Figure 2. Analysis of PCA K-means of hepatoblastomas and control liver samples based on their expression profile of 24 genes. The analysis was performed grouping HBs and non-tumoral liver samples with similar levels of gene expression which resulted in four clusters, indicated by color legends. In the figure, the triangles indicate samples of non-tumoral tissues; the squares indicate HB samples; circles indicate samples derived from cell culture (iPSC lines). The samples grouped in Set-1 are represented in black; samples grouped in Set-2 are in red; in green, samples grouped in Set-3; in blue, samples grouped in Set-4.
Figure 3. Analysis of gene expression of 13 genes in hepatoblastoma groups according to their clustering. Set-1 presents the upregulation of hepatoblast markers AFP , HNF4 A,FOX2A (A-C ), as well as the high expression level of the epigenetic machinery genes, mainly UHRF1 and TET1(D-I ). The Set-2 cluster samples revealed the upregulation of the epigenetic machinery genes, highlighting TET2 (D-I ), and low expression of markers of both the intermediary stages of differentiation (AFP ,HNF4A and FOXA2 ) (A-C ) and mature hepatocyte genes as ALB , UGT1A1 , and TDO2 (J-I; M ). Set-3 group the samples showed down-regulation of the epigenetic machinery genes (TET1, TET2, TET3, DNMT1, DNMT3A, UHRF1 ) (D-I ), associated with high expression of mature hepatocyte marker genes (ALB , UGT1A1, CYP3A4 , and TDO2 ) (J-M ).
Figure 4. Global methylation analysis of the three different clusters of hepatoblastomas and liver control samples. On the y-axis, the percentage of methylation is indicated for each sample. The boxplots referring to the overall methylation level show that the average content of this epigenetic mark differs between different HB clusters and non-tumoral liver tissues.

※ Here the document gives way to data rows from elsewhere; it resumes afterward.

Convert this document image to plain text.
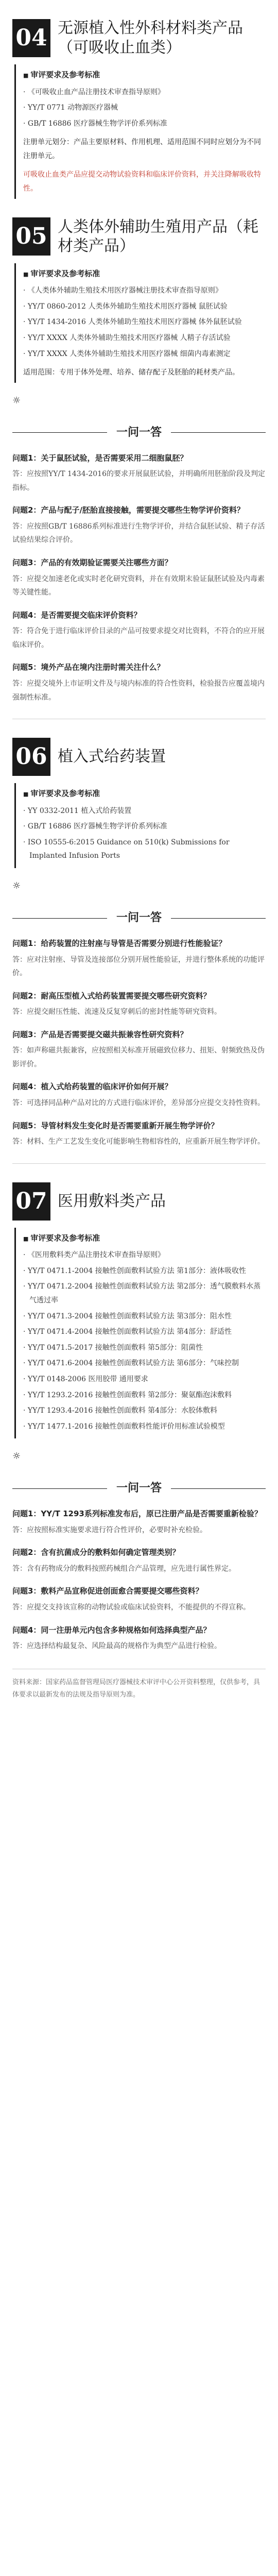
04 无源植入性外科材料类产品（可吸收止血类）
■ 审评要求及参考标准
· 《可吸收止血产品注册技术审查指导原则》
· YY/T 0771 动物源医疗器械
· GB/T 16886 医疗器械生物学评价系列标准
注册单元划分：产品主要原材料、作用机理、适用范围不同时应划分为不同注册单元。
可吸收止血类产品应提交动物试验资料和临床评价资料，并关注降解吸收特性。
05 人类体外辅助生殖用产品（耗材类产品）
■ 审评要求及参考标准
· 《人类体外辅助生殖技术用医疗器械注册技术审查指导原则》
· YY/T 0860-2012 人类体外辅助生殖技术用医疗器械 鼠胚试验
· YY/T 1434-2016 人类体外辅助生殖技术用医疗器械 体外鼠胚试验
· YY/T XXXX 人类体外辅助生殖技术用医疗器械 人精子存活试验
· YY/T XXXX 人类体外辅助生殖技术用医疗器械 细菌内毒素测定
适用范围：专用于体外处理、培养、储存配子及胚胎的耗材类产品。
☼
一问一答
问题1：关于鼠胚试验，是否需要采用二细胞鼠胚？
答：应按照YY/T 1434-2016的要求开展鼠胚试验，并明确所用胚胎阶段及判定指标。
问题2：产品与配子/胚胎直接接触，需要提交哪些生物学评价资料？
答：应按照GB/T 16886系列标准进行生物学评价，并结合鼠胚试验、精子存活试验结果综合评价。
问题3：产品的有效期验证需要关注哪些方面？
答：应提交加速老化或实时老化研究资料，并在有效期末验证鼠胚试验及内毒素等关键性能。
问题4：是否需要提交临床评价资料？
答：符合免于进行临床评价目录的产品可按要求提交对比资料，不符合的应开展临床评价。
问题5：境外产品在境内注册时需关注什么？
答：应提交境外上市证明文件及与境内标准的符合性资料，检验报告应覆盖境内强制性标准。
06 植入式给药装置
■ 审评要求及参考标准
· YY 0332-2011 植入式给药装置
· GB/T 16886 医疗器械生物学评价系列标准
· ISO 10555-6:2015 Guidance on 510(k) Submissions for Implanted Infusion Ports
☼
一问一答
问题1：给药装置的注射座与导管是否需要分别进行性能验证？
答：应对注射座、导管及连接部位分别开展性能验证，并进行整体系统的功能评价。
问题2：耐高压型植入式给药装置需要提交哪些研究资料？
答：应提交耐压性能、流速及反复穿刺后的密封性能等研究资料。
问题3：产品是否需要提交磁共振兼容性研究资料？
答：如声称磁共振兼容，应按照相关标准开展磁致位移力、扭矩、射频致热及伪影评价。
问题4：植入式给药装置的临床评价如何开展？
答：可选择同品种产品对比的方式进行临床评价，差异部分应提交支持性资料。
问题5：导管材料发生变化时是否需要重新开展生物学评价？
答：材料、生产工艺发生变化可能影响生物相容性的，应重新开展生物学评价。
07 医用敷料类产品
■ 审评要求及参考标准
· 《医用敷料类产品注册技术审查指导原则》
· YY/T 0471.1-2004 接触性创面敷料试验方法 第1部分：液体吸收性
· YY/T 0471.2-2004 接触性创面敷料试验方法 第2部分：透气膜敷料水蒸气透过率
· YY/T 0471.3-2004 接触性创面敷料试验方法 第3部分：阻水性
· YY/T 0471.4-2004 接触性创面敷料试验方法 第4部分：舒适性
· YY/T 0471.5-2017 接触性创面敷料 第5部分：阻菌性
· YY/T 0471.6-2004 接触性创面敷料试验方法 第6部分：气味控制
· YY/T 0148-2006 医用胶带 通用要求
· YY/T 1293.2-2016 接触性创面敷料 第2部分：聚氨酯泡沫敷料
· YY/T 1293.4-2016 接触性创面敷料 第4部分：水胶体敷料
· YY/T 1477.1-2016 接触性创面敷料性能评价用标准试验模型
☼
一问一答
问题1：YY/T 1293系列标准发布后，原已注册产品是否需要重新检验？
答：应按照标准实施要求进行符合性评价，必要时补充检验。
问题2：含有抗菌成分的敷料如何确定管理类别？
答：含有药物成分的敷料按照药械组合产品管理，应先进行属性界定。
问题3：敷料产品宣称促进创面愈合需要提交哪些资料？
答：应提交支持该宣称的动物试验或临床试验资料，不能提供的不得宣称。
问题4：同一注册单元内包含多种规格如何选择典型产品？
答：应选择结构最复杂、风险最高的规格作为典型产品进行检验。
资料来源：国家药品监督管理局医疗器械技术审评中心公开资料整理，仅供参考，具体要求以最新发布的法规及指导原则为准。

Figure 5. Hepatoblastoma stratification according to global content of DNA methylation and expression profile of DNA methylation enzymes and markers of hepatocyte differentiation. In the middle is depicted differentiation stages from stem cells to hepatocytes, with the respective genes used in the present study as markers of each stage. The blue bar indicates the global DNA methylation level, with the darkest color corresponding to the highest level of the epigenetic mark; similarly, the red gradient bar indicates the level of expression of DNA methylation genes (DNMT1, DNMT3A, DNMT3B, DNMT3L, TET1, TET2, TET3, and UHRF1 ), with the darkest one corresponding to the highest level. Clusters of HBs (Set-1, 2 and 3) are indicated on the top.